На ночь лодки пристали к острову Касимирито с подветренной стороны, укрывшись таким образом от яростных порывов урагана, а пассажиры нашли себе убежище в заброшенных хижинах ловцов черепах. Правда, речь идет лишь о пассажирах «Марипаре», так как сержант и Жан предпочли остаться на борту «Гальинеты». Возможно, они поступили благоразумно, так как остров Касимирито населен обезьянами, пумами и ягуарами. К счастью, буря загнала хищников в норы, и лагерь не подвергся нападению. Лишь когда ненадолго стихали порывы ветра, до ушей путешественников доносились то свирепое рычание, то громкие вопли обезьян, которых натуралисты не случайно назвали ревунами.
На следующий день небо было уже не таким мрачным. Тучи стали более низкими, а вчерашний ливень сменился мелким дождем, почти водяной пылью, который прекратился к рассвету. Временами проглядывало солнце, а северо-восточный ветер позволял лодкам нестись в полный бакштаг[68], так как река делала здесь поворот и вплоть до Буэна-Висты текла на запад и лишь потом русло поворачивало к югу.
Вольно раскинувшись вширь, Ориноко напомнила Жану де Кермору и сержанту Марсьялю их родные места.
– Жан, иди сюда, посмотри, – воскликнул сержант.
Юноша вышел из-под навеса и остановился на носу лодки. В прозрачном воздухе четко вырисовывались уходящие за горизонт просторы льяносов.
– Можно подумать, что мы вернулись в родную Бретань, – помолчав, добавил сержант.
– Ты прав, – сказал Жан, – Ориноко похожа на Луару[69].
– Да, Жан, это и впрямь наша Луара вверх и вниз по течению от Нанта! Посмотри на эти желтые песчаные отмели! Еще бы полдюжины плывущих гуськом шаланд с квадратными парусами, и я бы решил, что мы идем в Сен-Флоран или в Мов.
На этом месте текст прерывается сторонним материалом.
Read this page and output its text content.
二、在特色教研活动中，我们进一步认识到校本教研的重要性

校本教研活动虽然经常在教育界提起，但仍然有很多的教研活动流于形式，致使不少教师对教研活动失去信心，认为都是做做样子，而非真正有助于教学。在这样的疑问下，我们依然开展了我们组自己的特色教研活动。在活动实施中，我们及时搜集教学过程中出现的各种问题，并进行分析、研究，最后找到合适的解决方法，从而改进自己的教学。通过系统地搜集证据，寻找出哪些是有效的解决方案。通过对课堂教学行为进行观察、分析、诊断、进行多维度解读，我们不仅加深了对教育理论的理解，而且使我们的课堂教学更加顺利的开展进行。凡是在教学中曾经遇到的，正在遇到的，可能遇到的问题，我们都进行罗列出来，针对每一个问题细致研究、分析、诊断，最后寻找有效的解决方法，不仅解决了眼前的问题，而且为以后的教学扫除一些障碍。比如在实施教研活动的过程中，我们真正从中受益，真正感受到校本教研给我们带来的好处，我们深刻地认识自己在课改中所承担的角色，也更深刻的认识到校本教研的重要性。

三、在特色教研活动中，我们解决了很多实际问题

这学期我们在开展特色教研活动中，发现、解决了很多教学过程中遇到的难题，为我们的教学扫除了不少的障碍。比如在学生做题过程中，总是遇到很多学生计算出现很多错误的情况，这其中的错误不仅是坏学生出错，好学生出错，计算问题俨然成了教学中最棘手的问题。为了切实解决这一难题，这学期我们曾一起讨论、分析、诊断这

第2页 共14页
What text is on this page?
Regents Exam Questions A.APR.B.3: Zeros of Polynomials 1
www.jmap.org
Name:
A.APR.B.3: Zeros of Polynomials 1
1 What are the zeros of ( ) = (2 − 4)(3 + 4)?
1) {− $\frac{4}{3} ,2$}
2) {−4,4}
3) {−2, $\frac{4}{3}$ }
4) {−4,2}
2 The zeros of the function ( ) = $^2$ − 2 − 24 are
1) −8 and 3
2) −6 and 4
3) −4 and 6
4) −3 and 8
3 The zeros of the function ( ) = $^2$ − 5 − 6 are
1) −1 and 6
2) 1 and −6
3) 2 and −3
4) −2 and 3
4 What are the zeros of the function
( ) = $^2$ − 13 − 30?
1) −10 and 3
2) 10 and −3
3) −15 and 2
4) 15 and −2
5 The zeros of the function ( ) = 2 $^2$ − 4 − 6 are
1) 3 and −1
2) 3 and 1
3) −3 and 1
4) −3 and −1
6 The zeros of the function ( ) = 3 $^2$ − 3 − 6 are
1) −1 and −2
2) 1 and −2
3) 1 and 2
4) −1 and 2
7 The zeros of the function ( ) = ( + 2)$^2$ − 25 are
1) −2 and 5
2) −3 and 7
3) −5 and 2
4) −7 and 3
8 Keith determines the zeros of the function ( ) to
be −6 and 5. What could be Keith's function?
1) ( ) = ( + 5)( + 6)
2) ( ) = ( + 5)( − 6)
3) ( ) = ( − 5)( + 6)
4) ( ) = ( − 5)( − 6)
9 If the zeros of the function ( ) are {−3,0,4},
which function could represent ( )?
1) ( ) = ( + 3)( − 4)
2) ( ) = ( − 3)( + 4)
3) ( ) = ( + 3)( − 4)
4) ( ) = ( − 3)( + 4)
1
– Верно, Марсьяль, сходство удивительное. Только эти равнины скорее напоминают мне луга в низовьях Луары, около Пельрена или Пембефа.
– Точно, мне все кажется, что вот-вот покажется сен-назерский пароход или, как его там называют, «пироскаф»[70]. Это что-то греческое, никогда не мог понять, что это значит.
– А если он и появится, этот пироскаф, – с улыбкой ответил Жан, – мы ведь на него не сядем, пусть идет своей дорогой. Для нас теперь Нант там, где мой отец… ведь правда?
– Да… там, где мой дорогой полковник. И когда мы его найдем, когда он узнает, что он теперь не один на свете, тогда он сядет вместе с нами в пирогу, потом – на «Боливар», потом – на сен-назерский пароход… И на этот раз для того, чтобы вернуться на родину.